There are different kinds of violence. Some, like war and terrorism, are fundamentally political, aimed at masses of people more or less indiscriminately.
Far more commonly though, violence takes place between two people who know each other. Think of bullying. Sexual assault. Child abuse. Intimate partner violence.
The new Center for Research on Interpersonal Violence brings together researchers from across Georgia State University who study these more personal forms of abuse, with the goal of finding ways to combat them. The center brings together researchers from the Department of Psychology, the School of Public Health and the Andrew Young School of Policy Studies.
“Different forms of interpersonal violence are interconnected and often intersect with so many other public health problems and areas of study,” said professor Dominic Parrott of Psychology, the center’s founding director. “Because of this interconnectedness, the study of interpersonal violence is very complex and requires multiple perspectives to make real progress.”

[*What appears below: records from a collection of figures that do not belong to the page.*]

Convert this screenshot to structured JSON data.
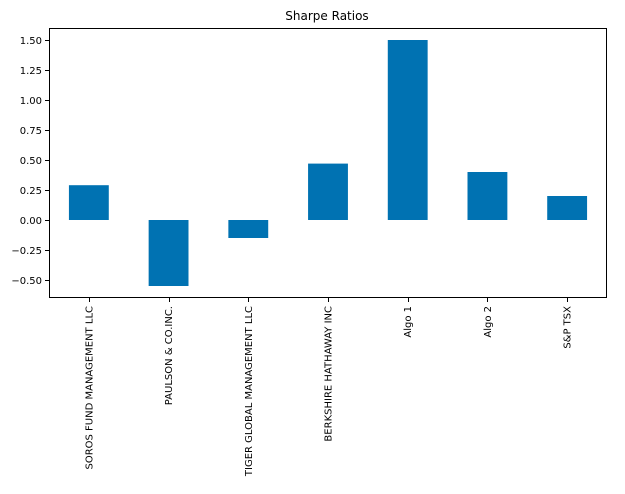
{
  "chart_data": {
    "type": "bar",
    "title": "Sharpe Ratios",
    "xlabel": "",
    "ylabel": "",
    "categories": [
      "SOROS FUND MANAGEMENT LLC",
      "PAULSON & CO.INC.",
      "TIGER GLOBAL MANAGEMENT LLC",
      "BERKSHIRE HATHAWAY INC",
      "Algo 1",
      "Algo 2",
      "S&P TSX"
    ],
    "values": [
      0.29,
      -0.55,
      -0.15,
      0.47,
      1.5,
      0.4,
      0.2
    ],
    "ylim": [
      -0.65,
      1.6
    ],
    "yticks": [
      -0.5,
      -0.25,
      0.0,
      0.25,
      0.5,
      0.75,
      1.0,
      1.25,
      1.5
    ],
    "ytick_labels": [
      "−0.50",
      "−0.25",
      "0.00",
      "0.25",
      "0.50",
      "0.75",
      "1.00",
      "1.25",
      "1.50"
    ],
    "bar_color": "#0072b2",
    "grid": false,
    "legend": "none"
  }
}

Scholars who study violence often look at one aspect of the problem, Parrott explained. People who study perpetrators of child abuse often don’t look at whether these individuals are also violent toward their intimate partners, for example. Similarly, researchers who study date rape don’t examine sexual violence within marriage. Other areas of research focus on problems that often intersect with violence: alcohol abuse, HIV transmission, homophobia.
“One way to break down all of those silos is to bring together researchers who are studying different aspects of these problems or who are studying them from different perspectives,” Parrott said.
The center will provide options for faculty and graduate students to share grant proposals, papers and ideas. The center will also bring scholars to campus each year to speak and meet with faculty and students.
Parrott admits no amount of research will ever eradicate violence. But working together, he says, researchers can find ways to prevent violence and reduce the harm done. In practice, that could mean creating policy recommendations for governments or interventions for individuals.
“Interpersonal violence is facilitated by risk factors at multiple levels, from societal norms to individual attitudes to brain-based mechanisms,” he said. “We are trying to bring together scholars with expertise across these various perspectives in order to prevent violence and the many public health problems with which it’s associated.”